Только что окружающее представлялось ей кошмаром, и профессор играл роль хладнокровного ученого-истязателя. Нельзя же быть наивной и воображать, будто яйцеголовые умники не пользуются любой лазейкой, чтобы по заказу, по циркуляру военного ведомства или для проверки своих душегубских замыслов производить опыты, от которых у нормального человека волосы дыбом встают. На то они и ученые, что им никакие законы не писаны. "Но ведь это в кино, - убеждала себя Марсель, - так бывает в кино… а Долорес?! почему она послала меня к черту? три года… - мысли жужжали и бились как мухи о стекло, она сжала пальцами виски, чтоб не сойти с ума. - Я заболела. Инфекция. Было плохо. Я почти ничего не соображала. Мне явился Сатана и стал тащить меня… это был бред, бред. А потом…"
Ветер! вот что было потом!
Ей померещилось - с громовым ревом реактивного истребителя она пронеслась над городом и устремилась в бездонную ночь; далеко внизу вздыхало море, над головой влажно колыхались тучи, ни звезд, ни Луны, только мгла и впереди - зев тоннеля, куда властно влек ее Ветер.

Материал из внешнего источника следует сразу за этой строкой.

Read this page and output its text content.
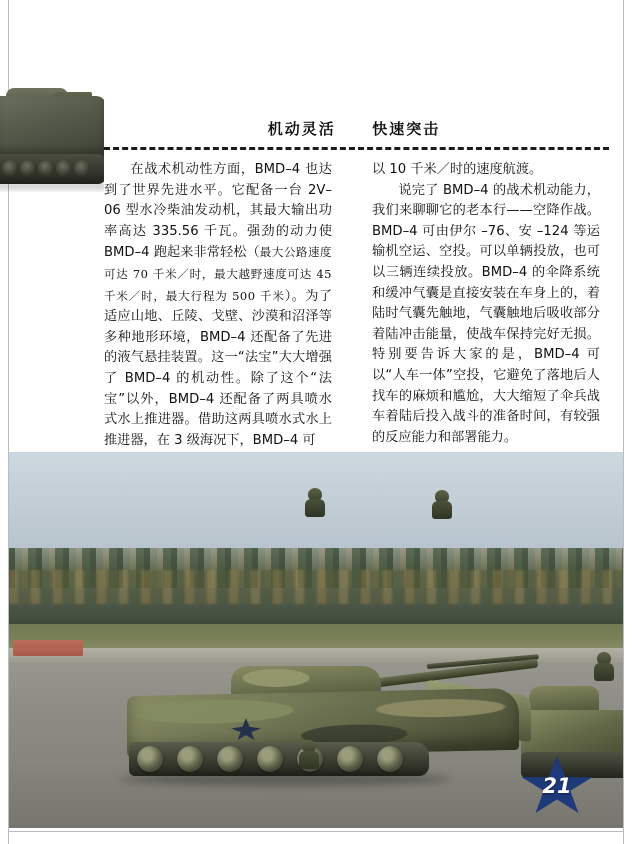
机动灵活 快速突击

在战术机动性方面，BMD–4 也达到了世界先进水平。它配备一台 2V–06 型水冷柴油发动机，其最大输出功率高达 335.56 千瓦。强劲的动力使 BMD–4 跑起来非常轻松（最大公路速度可达 70 千米／时，最大越野速度可达 45 千米／时，最大行程为 500 千米）。为了适应山地、丘陵、戈壁、沙漠和沼泽等多种地形环境，BMD–4 还配备了先进的液气悬挂装置。这一“法宝”大大增强了 BMD–4 的机动性。除了这个“法宝”以外，BMD–4 还配备了两具喷水式水上推进器。借助这两具喷水式水上推进器，在 3 级海况下，BMD–4 可

以 10 千米／时的速度航渡。

说完了 BMD–4 的战术机动能力，我们来聊聊它的老本行——空降作战。BMD–4 可由伊尔 –76、安 –124 等运输机空运、空投。可以单辆投放，也可以三辆连续投放。BMD–4 的伞降系统和缓冲气囊是直接安装在车身上的，着陆时气囊先触地，气囊触地后吸收部分着陆冲击能量，使战车保持完好无损。特别要告诉大家的是，BMD–4 可以“人车一体”空投，它避免了落地后人找车的麻烦和尴尬，大大缩短了伞兵战车着陆后投入战斗的准备时间，有较强的反应能力和部署能力。

21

Вздрогнув, она поспешно открыла глаза, и гул надвигающейся смерти оборвался; она находилась в светлой палате, в недоброй тишине, под пристальным взглядом профессора. Здесь все замерло, застыло, лишь мигали зеленые цифры отсчета времени на панели видеомагнитофона.
- Что же - я умерла?
- Да, Марсель.
- И меня…
Сердце Марсель заколотилось, ладони взмокли, и холодные мурашки поползли по коже, взбираясь по ногам, по животу; это проснулось и начало подбираться к сердцу старинное, ребяческое, не раз ею укрощенное, но не сдавшееся видение морга и вскрытия на анатомическом столе. Она видела - и не однажды - фильмы, где показывали морг, мертвецов и равнодушно-спокойных врачей; она до боли явственно представляла, что лежит на гладком зеркальном металле, все видит, все чувствует, но не может шевельнуться; ей зачесывают волосы вперед и коротким ножом рассекают кожу на голове - нож тупо скребет по черепу, - сдирают скальп, пилят голову круглой электрической пилой, и пила с визгом врезается в мозг… нож проходит по груди, оставляя длинную зияющую рану, режет ребра, она кричит, но ее никто не слышит, а резиновые пальцы деловито трогают сердце, лезут под горло, норовя задавить ее крик… дальше было еще хуже. Видение приходило к ней то перед сном, то во сне, она просыпалась, отбиваясь от кого-то, в слезах бежала к близким, пытаясь что-то сказать сбивчивой скороговоркой, и успокаивалась под ласковые утешения, но видение было на редкость устойчиво - стоило расслабиться, как оно невинным шепотком звало к себе - "А что если подумать о том, как лежится в гробу? почему бы не подумать об этом? ты только представь себе…" - и кто-нибудь, па или ма, вели ее к психологу, который на первый взгляд был не лучше видения, потому что, улыбаясь, предлагал поиграть с другими детьми в смерть, в морг и в похороны, ссылаясь на то, что в Мексике есть веселый праздник - День Мертвецов, там запросто беседуют с покойниками, смеются над курносой, и неизбежная в будущем неприятность кажется не такой уж страшной. Этот неотвратимый пустяк сильно не нравился Марсель, хотя, честно сказать, игры стирали осадок видения. Но… как это противно - лежать без движения и видеть, слышать…
- …меня вскрывали?
- Да.
И сразу ей стало легче. Видение не сбылось. "Я последняя дура, - ликуя и стыдясь думала Марсель. - Живой, здоровой - и такое воображать! ну, миленькая, ты даешь…"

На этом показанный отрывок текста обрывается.